The second expansion was to Bunbury where Br Valentine Flynn and Br Martin Monro opened St Francis Xavier’s College in three classrooms in January 1954.

Br David Facci joined them in May. Br Valentine, from Dalwallinu, was a former student of SIC, had taught there from 1941-45 and been foundation principal at Parkes, NSW.

Under his inspirational guidance, enrolment at Bunbury had reached 200 in 1958, and there were six Bothers in the expanded community. During 1958 his health declined alarmingly and he died on September 6, 1958.

His funeral procession was headed by a police escort and was reputedly the largest in Bunbury’s history.

In 1973, St Francis Xavier’s and St Joseph’s, founded by the Sisters of Mercy in 1883, amalgamated to form Bunbury Catholic College. At the end of 1985, the Brothers withdrew from Bunbury.

Perth

The Marist Brothers’ move into the metropolitan area began in 1954 with the opening of St Joseph’s College, Subiaco. Br Lucian Gerber was foundation principal, following six years as principal at New Norcia.

The senior students were in First Year and the college grew each year as they progressed to Leaving in 1958.

In 1965, the Junior, Fourth Year and Leaving classes moved from Subiaco to the new Marist College built at Churchlands. It was a watershed year because they were joined there by Marist Brothers from New Norcia and about 70 senior boarders who were to complete their education at Churchlands.

The Brothers handed St Ildephonsus College back to the Benedictine Community who re-opened it as Salvado College.

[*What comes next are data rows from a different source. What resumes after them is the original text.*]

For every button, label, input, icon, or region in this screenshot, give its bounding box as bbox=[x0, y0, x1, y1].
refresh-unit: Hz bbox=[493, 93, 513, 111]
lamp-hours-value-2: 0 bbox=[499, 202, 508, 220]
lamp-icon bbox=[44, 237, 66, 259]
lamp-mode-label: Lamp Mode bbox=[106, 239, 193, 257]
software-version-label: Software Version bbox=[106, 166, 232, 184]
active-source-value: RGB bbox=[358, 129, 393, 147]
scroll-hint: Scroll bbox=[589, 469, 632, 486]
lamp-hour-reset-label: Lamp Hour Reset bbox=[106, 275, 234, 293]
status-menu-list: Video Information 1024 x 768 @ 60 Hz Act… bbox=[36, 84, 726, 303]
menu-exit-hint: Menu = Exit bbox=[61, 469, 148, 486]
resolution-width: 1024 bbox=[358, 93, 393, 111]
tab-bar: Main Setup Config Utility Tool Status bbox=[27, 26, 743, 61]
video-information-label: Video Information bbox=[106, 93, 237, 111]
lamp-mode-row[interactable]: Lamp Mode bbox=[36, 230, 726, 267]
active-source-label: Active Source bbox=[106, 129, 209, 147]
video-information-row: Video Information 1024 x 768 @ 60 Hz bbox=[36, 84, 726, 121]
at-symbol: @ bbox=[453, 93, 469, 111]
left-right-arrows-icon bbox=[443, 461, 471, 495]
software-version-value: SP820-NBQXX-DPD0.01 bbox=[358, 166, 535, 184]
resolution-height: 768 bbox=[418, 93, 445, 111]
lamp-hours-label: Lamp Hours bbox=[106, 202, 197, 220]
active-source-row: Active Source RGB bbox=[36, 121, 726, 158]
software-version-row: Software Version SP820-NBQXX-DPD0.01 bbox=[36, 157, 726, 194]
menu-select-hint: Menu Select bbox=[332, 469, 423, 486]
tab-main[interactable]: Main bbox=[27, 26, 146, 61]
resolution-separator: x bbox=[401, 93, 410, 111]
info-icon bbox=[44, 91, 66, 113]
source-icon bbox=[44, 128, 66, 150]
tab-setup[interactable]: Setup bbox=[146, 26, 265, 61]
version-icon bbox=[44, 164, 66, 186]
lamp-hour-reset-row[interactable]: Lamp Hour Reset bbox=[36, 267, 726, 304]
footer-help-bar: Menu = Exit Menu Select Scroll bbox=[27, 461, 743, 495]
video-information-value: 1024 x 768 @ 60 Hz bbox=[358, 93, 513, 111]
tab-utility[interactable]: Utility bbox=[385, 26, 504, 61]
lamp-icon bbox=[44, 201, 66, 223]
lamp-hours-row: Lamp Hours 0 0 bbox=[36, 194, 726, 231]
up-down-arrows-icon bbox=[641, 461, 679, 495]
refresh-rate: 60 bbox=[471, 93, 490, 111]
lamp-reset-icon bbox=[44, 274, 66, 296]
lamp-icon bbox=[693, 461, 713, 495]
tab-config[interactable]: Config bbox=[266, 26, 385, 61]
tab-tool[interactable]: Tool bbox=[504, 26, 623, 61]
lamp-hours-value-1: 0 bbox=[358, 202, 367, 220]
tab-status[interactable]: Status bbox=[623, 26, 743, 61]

By 1968 all Marist primary classes were held at Subiaco and secondary at Churchlands.

From that point on, the Marist Brothers, the Dominican Sisters at Siena in Doubleview, and the Brigidine Sisters at Floreat and Wembley began a long and careful process of rationalising their educational endeavours, finally arriving at today’s combined co-educational Newman College on three campuses and predominantly under lay administration.

Currently, the three campuses are the Marian campus at Floreat for pre-kindergarten to Year 3, Lavalla campus at Churchlands for Years 3-6, and Marcellin campus at Churchlands for Years 7-12.